Stellantis e Nissan colocaram seus olhos nos ativos da Marelli, fornecedora de autopeças em falência há um ano. A operação busca reestruturar a cadeia de suprimentos e pode afetar os custos de produção. Se as compras conseguirem reduzir gastos, os preços dos carros podem cair; se a reestruturação falhar, o consumidor pagará a conta. A jogada é chave para estabilizar o setor.
A tecnologia da Marelli e seu impacto na cadeia de suprimentos 🔧
A Marelli era uma fornecedora chave em sistemas de iluminação, eletrônica e trem de força. Sua falência deixou lacunas na produção de várias marcas. Stellantis e Nissan buscam adquirir fábricas e patentes para garantir componentes críticos sem depender de terceiros. Se conseguirem integrar essas linhas, poderiam reduzir custos logísticos e de fabricação. No entanto, a compra implica absorver dívidas e renegociar contratos com sindicatos. O sucesso depende da rapidez na reestruturação operacional.

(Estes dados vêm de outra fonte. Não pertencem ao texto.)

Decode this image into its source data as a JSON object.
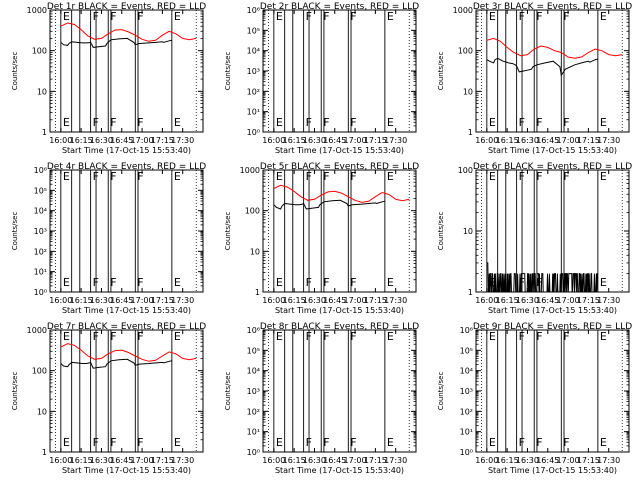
{
  "chart_data": [
    {
      "type": "line",
      "title": "Det 1r BLACK = Events, RED = LLD",
      "xlabel": "Start Time (17-Oct-15 15:53:40)",
      "ylabel": "Counts/sec",
      "yscale": "log",
      "xlim_minutes": [
        -8,
        105
      ],
      "ylim": [
        1,
        1000
      ],
      "yticks": [
        "1",
        "10",
        "100",
        "1000"
      ],
      "x_ticks": [
        "16:00",
        "16:15",
        "16:30",
        "16:45",
        "17:00",
        "17:15",
        "17:30"
      ],
      "markers": [
        {
          "label": "E",
          "x": 0
        },
        {
          "label": "F",
          "x": 22
        },
        {
          "label": "F",
          "x": 35
        },
        {
          "label": "F",
          "x": 55
        },
        {
          "label": "E",
          "x": 82
        }
      ],
      "series": [
        {
          "color": "#ff0000",
          "x": [
            0,
            5,
            10,
            15,
            20,
            25,
            30,
            35,
            40,
            45,
            50,
            55,
            60,
            65,
            70,
            75,
            80,
            85,
            90,
            95,
            100
          ],
          "y": [
            400,
            480,
            440,
            330,
            230,
            190,
            200,
            260,
            320,
            330,
            290,
            240,
            190,
            170,
            180,
            240,
            300,
            260,
            200,
            185,
            200
          ]
        },
        {
          "color": "#000000",
          "x": [
            0,
            2,
            5,
            6,
            8,
            12,
            16,
            19,
            21,
            22,
            24,
            28,
            33,
            34,
            37,
            43,
            49,
            54,
            55,
            58,
            65,
            70,
            75,
            76,
            80,
            82
          ],
          "y": [
            160,
            140,
            135,
            150,
            165,
            160,
            155,
            155,
            158,
            160,
            120,
            125,
            130,
            150,
            185,
            195,
            200,
            160,
            140,
            150,
            155,
            160,
            165,
            160,
            175,
            180
          ]
        }
      ]
    },
    {
      "type": "line",
      "title": "Det 2r BLACK = Events, RED = LLD",
      "xlabel": "Start Time (17-Oct-15 15:53:40)",
      "ylabel": "Counts/sec",
      "yscale": "log",
      "xlim_minutes": [
        -8,
        105
      ],
      "ylim": [
        1,
        1000000
      ],
      "yticks": [
        "10⁰",
        "10¹",
        "10²",
        "10³",
        "10⁴",
        "10⁵",
        "10⁶"
      ],
      "x_ticks": [
        "16:00",
        "16:15",
        "16:30",
        "16:45",
        "17:00",
        "17:15",
        "17:30"
      ],
      "markers": [
        {
          "label": "E",
          "x": 0
        },
        {
          "label": "F",
          "x": 22
        },
        {
          "label": "F",
          "x": 35
        },
        {
          "label": "F",
          "x": 55
        },
        {
          "label": "E",
          "x": 82
        }
      ],
      "series": []
    },
    {
      "type": "line",
      "title": "Det 3r BLACK = Events, RED = LLD",
      "xlabel": "Start Time (17-Oct-15 15:53:40)",
      "ylabel": "Counts/sec",
      "yscale": "log",
      "xlim_minutes": [
        -8,
        105
      ],
      "ylim": [
        1,
        1000
      ],
      "yticks": [
        "1",
        "10",
        "100",
        "1000"
      ],
      "x_ticks": [
        "16:00",
        "16:15",
        "16:30",
        "16:45",
        "17:00",
        "17:15",
        "17:30"
      ],
      "markers": [
        {
          "label": "E",
          "x": 0
        },
        {
          "label": "F",
          "x": 22
        },
        {
          "label": "F",
          "x": 35
        },
        {
          "label": "F",
          "x": 55
        },
        {
          "label": "E",
          "x": 82
        }
      ],
      "series": [
        {
          "color": "#ff0000",
          "x": [
            0,
            5,
            10,
            15,
            20,
            25,
            30,
            35,
            40,
            45,
            50,
            55,
            60,
            65,
            70,
            75,
            80,
            85,
            90,
            95,
            100
          ],
          "y": [
            180,
            200,
            170,
            120,
            90,
            75,
            80,
            110,
            130,
            120,
            100,
            90,
            70,
            65,
            70,
            90,
            110,
            100,
            80,
            75,
            80
          ]
        },
        {
          "color": "#000000",
          "x": [
            0,
            2,
            5,
            6,
            8,
            12,
            16,
            19,
            21,
            22,
            24,
            28,
            33,
            34,
            37,
            43,
            49,
            54,
            55,
            58,
            65,
            70,
            75,
            76,
            80,
            82
          ],
          "y": [
            60,
            55,
            50,
            60,
            65,
            55,
            50,
            48,
            45,
            42,
            30,
            32,
            35,
            40,
            45,
            50,
            55,
            40,
            25,
            35,
            45,
            50,
            55,
            52,
            60,
            62
          ]
        }
      ]
    },
    {
      "type": "line",
      "title": "Det 4r BLACK = Events, RED = LLD",
      "xlabel": "Start Time (17-Oct-15 15:53:40)",
      "ylabel": "Counts/sec",
      "yscale": "log",
      "xlim_minutes": [
        -8,
        105
      ],
      "ylim": [
        1,
        1000000
      ],
      "yticks": [
        "10⁰",
        "10¹",
        "10²",
        "10³",
        "10⁴",
        "10⁵",
        "10⁶"
      ],
      "x_ticks": [
        "16:00",
        "16:15",
        "16:30",
        "16:45",
        "17:00",
        "17:15",
        "17:30"
      ],
      "markers": [
        {
          "label": "E",
          "x": 0
        },
        {
          "label": "F",
          "x": 22
        },
        {
          "label": "F",
          "x": 35
        },
        {
          "label": "F",
          "x": 55
        },
        {
          "label": "E",
          "x": 82
        }
      ],
      "series": []
    },
    {
      "type": "line",
      "title": "Det 5r BLACK = Events, RED = LLD",
      "xlabel": "Start Time (17-Oct-15 15:53:40)",
      "ylabel": "Counts/sec",
      "yscale": "log",
      "xlim_minutes": [
        -8,
        105
      ],
      "ylim": [
        1,
        1000
      ],
      "yticks": [
        "1",
        "10",
        "100",
        "1000"
      ],
      "x_ticks": [
        "16:00",
        "16:15",
        "16:30",
        "16:45",
        "17:00",
        "17:15",
        "17:30"
      ],
      "markers": [
        {
          "label": "E",
          "x": 0
        },
        {
          "label": "F",
          "x": 22
        },
        {
          "label": "F",
          "x": 35
        },
        {
          "label": "F",
          "x": 55
        },
        {
          "label": "E",
          "x": 82
        }
      ],
      "series": [
        {
          "color": "#ff0000",
          "x": [
            0,
            5,
            10,
            15,
            20,
            25,
            30,
            35,
            40,
            45,
            50,
            55,
            60,
            65,
            70,
            75,
            80,
            85,
            90,
            95,
            100
          ],
          "y": [
            350,
            420,
            380,
            300,
            220,
            180,
            190,
            240,
            290,
            300,
            270,
            220,
            180,
            160,
            170,
            220,
            280,
            250,
            190,
            175,
            190
          ]
        },
        {
          "color": "#000000",
          "x": [
            0,
            2,
            5,
            6,
            8,
            12,
            16,
            19,
            21,
            22,
            24,
            28,
            33,
            34,
            37,
            43,
            49,
            54,
            55,
            58,
            65,
            70,
            75,
            76,
            80,
            82
          ],
          "y": [
            140,
            120,
            110,
            130,
            150,
            145,
            140,
            140,
            145,
            150,
            110,
            115,
            120,
            140,
            165,
            175,
            180,
            150,
            130,
            140,
            145,
            150,
            155,
            150,
            165,
            170
          ]
        }
      ]
    },
    {
      "type": "line",
      "title": "Det 6r BLACK = Events, RED = LLD",
      "xlabel": "Start Time (17-Oct-15 15:53:40)",
      "ylabel": "Counts/sec",
      "yscale": "log",
      "xlim_minutes": [
        -8,
        105
      ],
      "ylim": [
        1,
        100
      ],
      "yticks": [
        "1",
        "10",
        "100"
      ],
      "x_ticks": [
        "16:00",
        "16:15",
        "16:30",
        "16:45",
        "17:00",
        "17:15",
        "17:30"
      ],
      "markers": [
        {
          "label": "E",
          "x": 0
        },
        {
          "label": "F",
          "x": 22
        },
        {
          "label": "F",
          "x": 35
        },
        {
          "label": "F",
          "x": 55
        },
        {
          "label": "E",
          "x": 82
        }
      ],
      "series": [
        {
          "color": "#000000",
          "noisy": true,
          "x": [
            0,
            82
          ],
          "y": [
            1,
            2
          ]
        }
      ]
    },
    {
      "type": "line",
      "title": "Det 7r BLACK = Events, RED = LLD",
      "xlabel": "Start Time (17-Oct-15 15:53:40)",
      "ylabel": "Counts/sec",
      "yscale": "log",
      "xlim_minutes": [
        -8,
        105
      ],
      "ylim": [
        1,
        1000
      ],
      "yticks": [
        "1",
        "10",
        "100",
        "1000"
      ],
      "x_ticks": [
        "16:00",
        "16:15",
        "16:30",
        "16:45",
        "17:00",
        "17:15",
        "17:30"
      ],
      "markers": [
        {
          "label": "E",
          "x": 0
        },
        {
          "label": "F",
          "x": 22
        },
        {
          "label": "F",
          "x": 35
        },
        {
          "label": "F",
          "x": 55
        },
        {
          "label": "E",
          "x": 82
        }
      ],
      "series": [
        {
          "color": "#ff0000",
          "x": [
            0,
            5,
            10,
            15,
            20,
            25,
            30,
            35,
            40,
            45,
            50,
            55,
            60,
            65,
            70,
            75,
            80,
            85,
            90,
            95,
            100
          ],
          "y": [
            380,
            460,
            420,
            320,
            230,
            190,
            200,
            260,
            310,
            320,
            280,
            230,
            190,
            170,
            180,
            230,
            290,
            260,
            200,
            185,
            200
          ]
        },
        {
          "color": "#000000",
          "x": [
            0,
            2,
            5,
            6,
            8,
            12,
            16,
            19,
            21,
            22,
            24,
            28,
            33,
            34,
            37,
            43,
            49,
            54,
            55,
            58,
            65,
            70,
            75,
            76,
            80,
            82
          ],
          "y": [
            150,
            130,
            125,
            140,
            160,
            155,
            150,
            150,
            155,
            158,
            115,
            120,
            125,
            145,
            175,
            185,
            190,
            155,
            135,
            145,
            150,
            155,
            160,
            155,
            170,
            175
          ]
        }
      ]
    },
    {
      "type": "line",
      "title": "Det 8r BLACK = Events, RED = LLD",
      "xlabel": "Start Time (17-Oct-15 15:53:40)",
      "ylabel": "Counts/sec",
      "yscale": "log",
      "xlim_minutes": [
        -8,
        105
      ],
      "ylim": [
        1,
        1000000
      ],
      "yticks": [
        "10⁰",
        "10¹",
        "10²",
        "10³",
        "10⁴",
        "10⁵",
        "10⁶"
      ],
      "x_ticks": [
        "16:00",
        "16:15",
        "16:30",
        "16:45",
        "17:00",
        "17:15",
        "17:30"
      ],
      "markers": [
        {
          "label": "E",
          "x": 0
        },
        {
          "label": "F",
          "x": 22
        },
        {
          "label": "F",
          "x": 35
        },
        {
          "label": "F",
          "x": 55
        },
        {
          "label": "E",
          "x": 82
        }
      ],
      "series": []
    },
    {
      "type": "line",
      "title": "Det 9r BLACK = Events, RED = LLD",
      "xlabel": "Start Time (17-Oct-15 15:53:40)",
      "ylabel": "Counts/sec",
      "yscale": "log",
      "xlim_minutes": [
        -8,
        105
      ],
      "ylim": [
        1,
        1000000
      ],
      "yticks": [
        "10⁰",
        "10¹",
        "10²",
        "10³",
        "10⁴",
        "10⁵",
        "10⁶"
      ],
      "x_ticks": [
        "16:00",
        "16:15",
        "16:30",
        "16:45",
        "17:00",
        "17:15",
        "17:30"
      ],
      "markers": [
        {
          "label": "E",
          "x": 0
        },
        {
          "label": "F",
          "x": 22
        },
        {
          "label": "F",
          "x": 35
        },
        {
          "label": "F",
          "x": 55
        },
        {
          "label": "E",
          "x": 82
        }
      ],
      "series": []
    }
  ]
}
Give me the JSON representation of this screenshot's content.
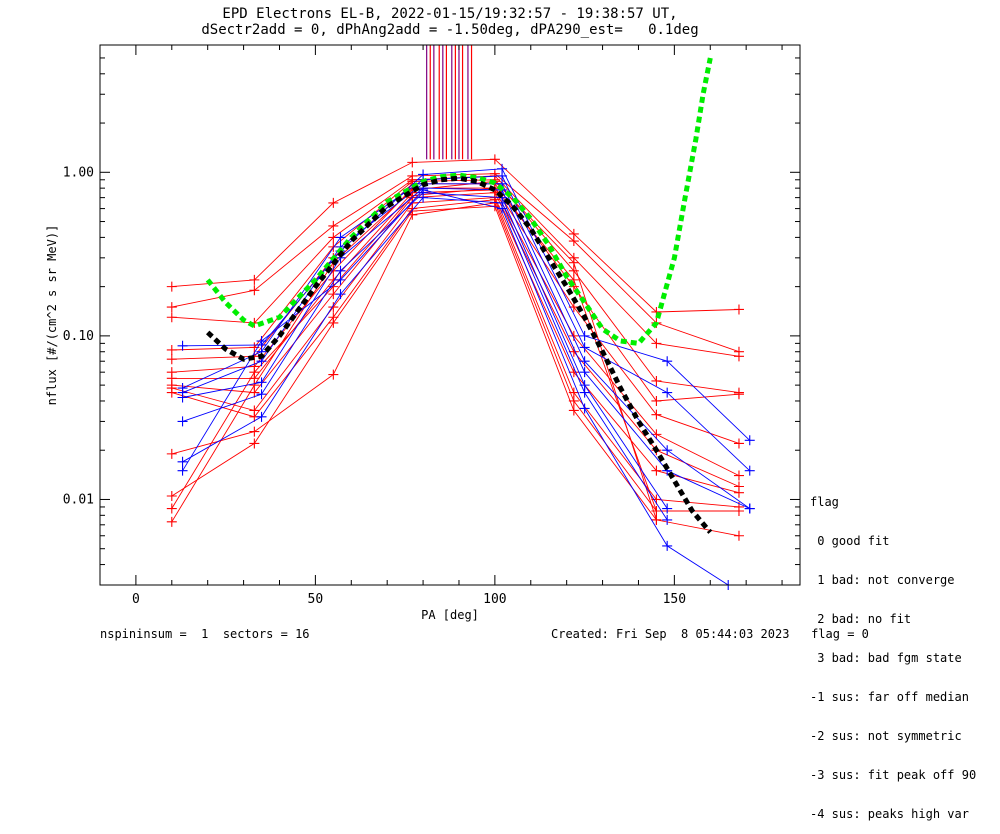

A pechincha que pode sair cara, como comprar um carro de segunda mão 🚗
Negociar os restos da Marelli é como ir a um mercadinho: você vê uma peça barata, mas depois descobre que falta o motor. Stellantis e Nissan acreditam que estão levando uma pechincha, mas se a reestruturação emperrar, os custos legais e trabalhistas podem superar a economia. No final, o consumidor pode descobrir que o carro dos sonhos custa o mesmo de antes, só que agora com peças resgatadas de uma falência. Ironias do capitalismo: comprar barato às vezes sai caro.